De forma simplificada e singela é, de fato, possível encontrar três tipos de responsabilidade na ordem jurídica brasileira: (i) responsabilidade civil, essencialmente orientada para reparação de danos, sendo estes o limite da indenização; (ii) responsabilidade criminal, com viés punitivo mais focado na pessoa ou no patrimônio do infrator do que na esfera jurídica do ofendido; e (iii) responsabilidade administrativa, em geral associada a determinados status jurídicos bem definidos como servidores públicos e prestadores de serviços públicos. As duas primeiras são mais consolidadas e defluem de diplomas normativos tradicionais, o Código Civil e o Código Penal. A última está em construção e tem previsão esparsa na legislação, com mais presença nas normas das agências reguladoras. Todas partem, todavia, de um ponto comum: a responsabilidade subjetiva com regra.
Por mais que o direito tenha migrado para a objetivação das condutas, a figura da culpa preserva sua relevância. Tanto é assim que a responsabilidade objetiva somente se aplica quando há determinação legal expressa. Ou seja, no silêncio da lei e dolo à parte, um sujeito somente pode ser responsabilizado se agir com negligência, imprudência ou imperícia devidamente comprovadas. E importa dizer que mesmo a responsabilidade objetiva não exclui totalmente o debate sobre a culpa. Apenas dispensa o ofendido de prová-la, sem impedir que o ofensor demonstre sua não culpa e, por isso, mitigue ou livre-se de responsabilização em hipóteses como culpa da vítima.
A lei parece ter extrapolado a matriz constitucional ao fixar punições como multa e suspensão de atividades
Quando a análise envolve pessoa jurídica é preciso acrescentar ainda outro tempero: o capítulo dos Princípios Gerais da Atividade Econômica, inaugurado no artigo 170 da Constituição Federal. Em diversas normas desse capítulo pode-se buscar fundamento para produção de leis de responsabilização dos indivíduos. Porém, o artigo 173, parágrafo 5º, traça os limites para a atuação do legislador em relação à pessoa jurídica ao dizer que a lei estabelecerá a responsabilidade desta, sujeitando-a às punições compatíveis com sua natureza, nos atos praticados contra a ordem econômica e financeira e contra a economia popular. Ocorre que essas situações já estão regulamentadas. Como exemplo, veja-se a Lei nº 4.595 (Lei do Sistema Financeiro), de 1964, o Código de Defesa do Consumidor e a Lei nº 12.529 (Lei da Concorrência), de 2011. A ora famosa Lei Anticorrupção não trata desses temas. Refere-se apenas a atos contra a administração pública, nacional ou estrangeira.

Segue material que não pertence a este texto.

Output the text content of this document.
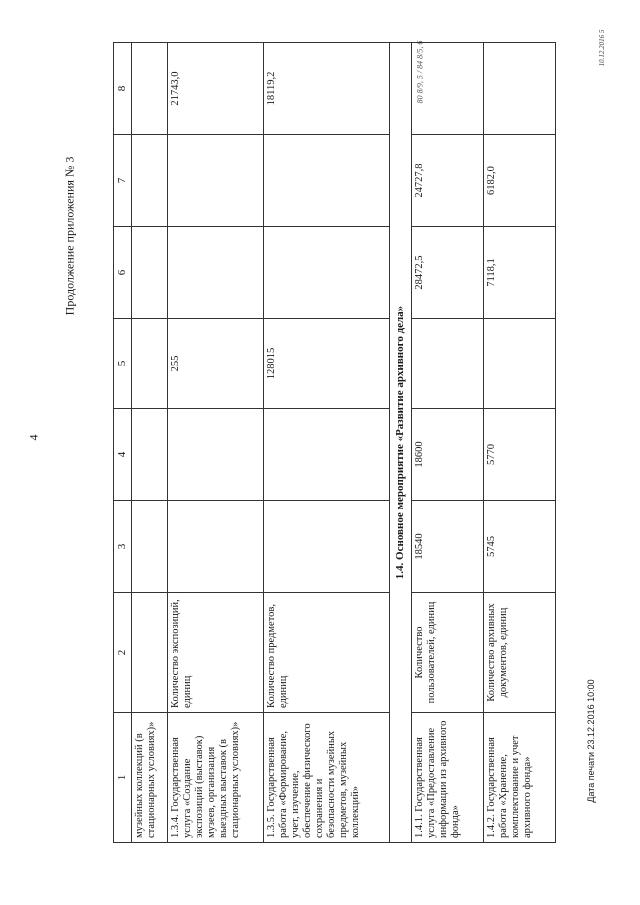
4
Продолжение приложения № 3
Дата печати 23.12.2016 10:00
10.12.2016 5
80 8/9, 5 / 84 8/5, 6
1	2	3	4	5	6	7	8
музейных коллекций (в стационарных условиях)»							
1.3.4. Государственная услуга «Создание экспозиций (выставок) музеев, организация выездных выставок (в стационарных условиях)»	Количество экспозиций, единиц			255			21743,0
1.3.5. Государственная работа «Формирование, учет, изучение, обеспечение физического сохранения и безопасности музейных предметов, музейных коллекций»	Количество предметов, единиц			128015			18119,2
1.4. Основное мероприятие «Развитие архивного дела»							
1.4.1. Государственная услуга «Предоставление информации из архивного фонда»	Количество пользователей, единиц	18540	18600		28472,5	24727,8	
1.4.2. Государственная работа «Хранение, комплектование и учет архивного фонда»	Количество архивных документов, единиц	5745	5770		7118,1	6182,0	
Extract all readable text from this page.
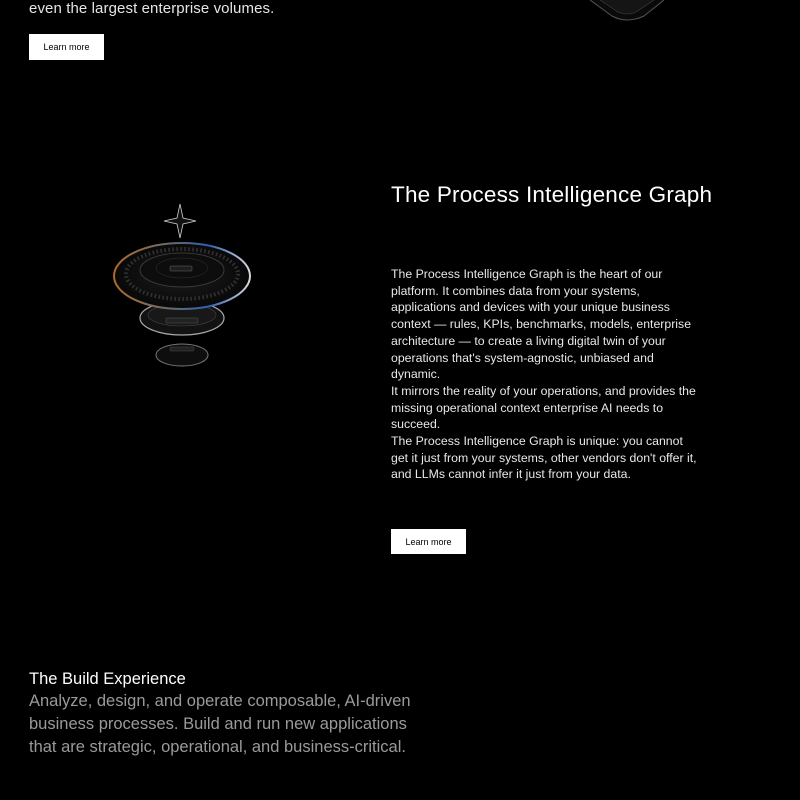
even the largest enterprise volumes.
Learn more
The Process Intelligence Graph

The Process Intelligence Graph is the heart of our platform. It combines data from your systems, applications and devices with your unique business context — rules, KPIs, benchmarks, models, enterprise architecture — to create a living digital twin of your operations that's system-agnostic, unbiased and dynamic.

It mirrors the reality of your operations, and provides the missing operational context enterprise AI needs to succeed.

The Process Intelligence Graph is unique: you cannot get it just from your systems, other vendors don't offer it, and LLMs cannot infer it just from your data.

Learn more
The Build Experience
Analyze, design, and operate composable, AI-driven business processes. Build and run new applications that are strategic, operational, and business-critical.
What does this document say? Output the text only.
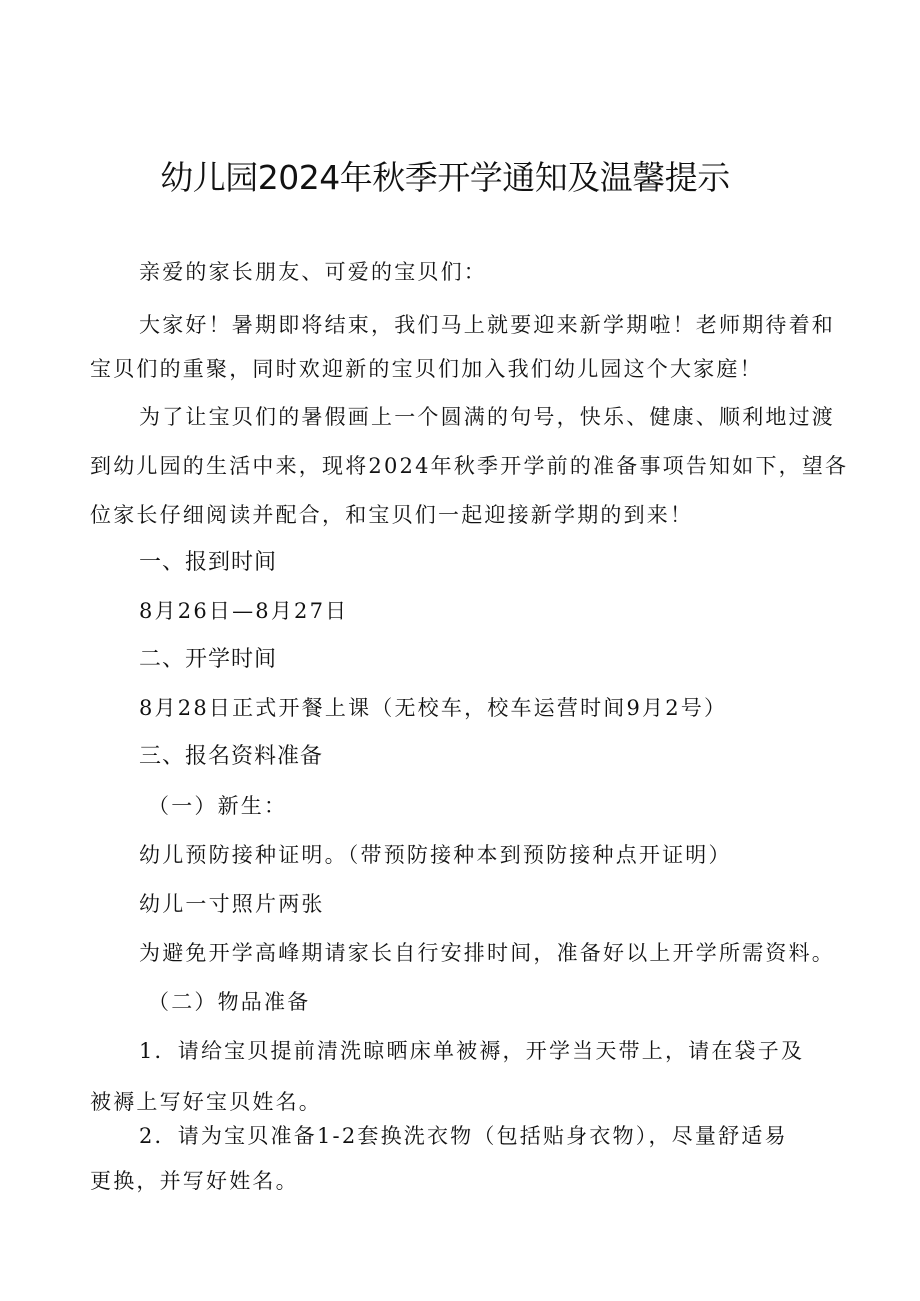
幼儿园2024年秋季开学通知及温馨提示

亲爱的家长朋友、可爱的宝贝们：

大家好！暑期即将结束，我们马上就要迎来新学期啦！老师期待着和

宝贝们的重聚，同时欢迎新的宝贝们加入我们幼儿园这个大家庭！

为了让宝贝们的暑假画上一个圆满的句号，快乐、健康、顺利地过渡

到幼儿园的生活中来，现将2024年秋季开学前的准备事项告知如下，望各

位家长仔细阅读并配合，和宝贝们一起迎接新学期的到来！

一、报到时间

8月26日—8月27日

二、开学时间

8月28日正式开餐上课（无校车，校车运营时间9月2号）

三、报名资料准备

（一）新生：

幼儿预防接种证明。（带预防接种本到预防接种点开证明）

幼儿一寸照片两张

为避免开学高峰期请家长自行安排时间，准备好以上开学所需资料。

（二）物品准备

1．请给宝贝提前清洗晾晒床单被褥，开学当天带上，请在袋子及

被褥上写好宝贝姓名。

2．请为宝贝准备1-2套换洗衣物（包括贴身衣物），尽量舒适易

更换，并写好姓名。
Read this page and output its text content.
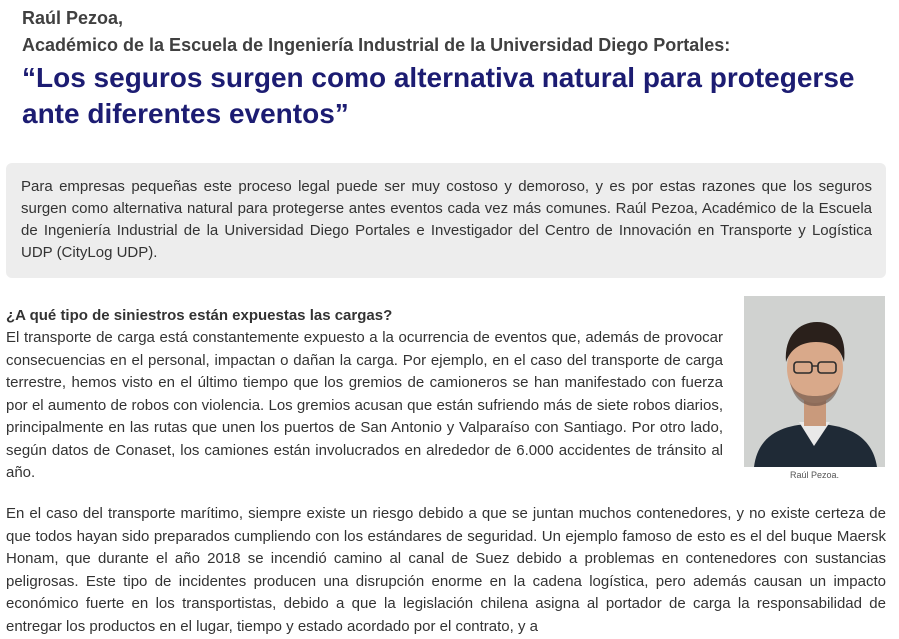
Raúl Pezoa,

Académico de la Escuela de Ingeniería Industrial de la Universidad Diego Portales:

“Los seguros surgen como alternativa natural para protegerse ante diferentes eventos”

Para empresas pequeñas este proceso legal puede ser muy costoso y demoroso, y es por estas razones que los seguros surgen como alternativa natural para protegerse antes eventos cada vez más comunes. Raúl Pezoa, Académico de la Escuela de Ingeniería Industrial de la Universidad Diego Portales e Investigador del Centro de Innovación en Transporte y Logística UDP (CityLog UDP).

¿A qué tipo de siniestros están expuestas las cargas?

El transporte de carga está constantemente expuesto a la ocurrencia de eventos que, además de provocar consecuencias en el personal, impactan o dañan la carga. Por ejemplo, en el caso del transporte de carga terrestre, hemos visto en el último tiempo que los gremios de camioneros se han manifestado con fuerza por el aumento de robos con violencia. Los gremios acusan que están sufriendo más de siete robos diarios, principalmente en las rutas que unen los puertos de San Antonio y Valparaíso con Santiago. Por otro lado, según datos de Conaset, los camiones están involucrados en alrededor de 6.000 accidentes de tránsito al año.	Raúl Pezoa.

En el caso del transporte marítimo, siempre existe un riesgo debido a que se juntan muchos contenedores, y no existe certeza de que todos hayan sido preparados cumpliendo con los estándares de seguridad. Un ejemplo famoso de esto es el del buque Maersk Honam, que durante el año 2018 se incendió camino al canal de Suez debido a problemas en contenedores con sustancias peligrosas. Este tipo de incidentes producen una disrupción enorme en la cadena logística, pero además causan un impacto económico fuerte en los transportistas, debido a que la legislación chilena asigna al portador de carga la responsabilidad de entregar los productos en el lugar, tiempo y estado acordado por el contrato, y a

Desse modo, fica a questão: se a base dos sistemas de responsabilidade no Brasil é subjetiva e a responsabilização das pessoas jurídicas encontra limitações claras no texto da Constituição Federal, como pode a Lei nº 12.846, de 2013, estipular-lhes sanções fundadas em responsabilidade objetiva? A lei poderia sim ter reforçado o dever de indenizar todos os prejuízos provocados por atos de corrupção, apesar de o Código Civil já dar conta do assunto. Mas ao fixar punições como multa, suspensão de atividades e até dissolução compulsória parece ter extrapolado a matriz constitucional. Soma-se a isso a dúvida sobre a mensuração das penas. Ao contrário da responsabilidade penal, em que o julgador primeiro define uma punição (reclusão, por exemplo) e depois dosa seu rigor (seis a 20 anos, por exemplo), na Lei Anticorrupção a própria definição do tipo de pena estará sujeita à discricionariedade da autoridade pública, o que pode, paradoxalmente, gerar mais corrupção.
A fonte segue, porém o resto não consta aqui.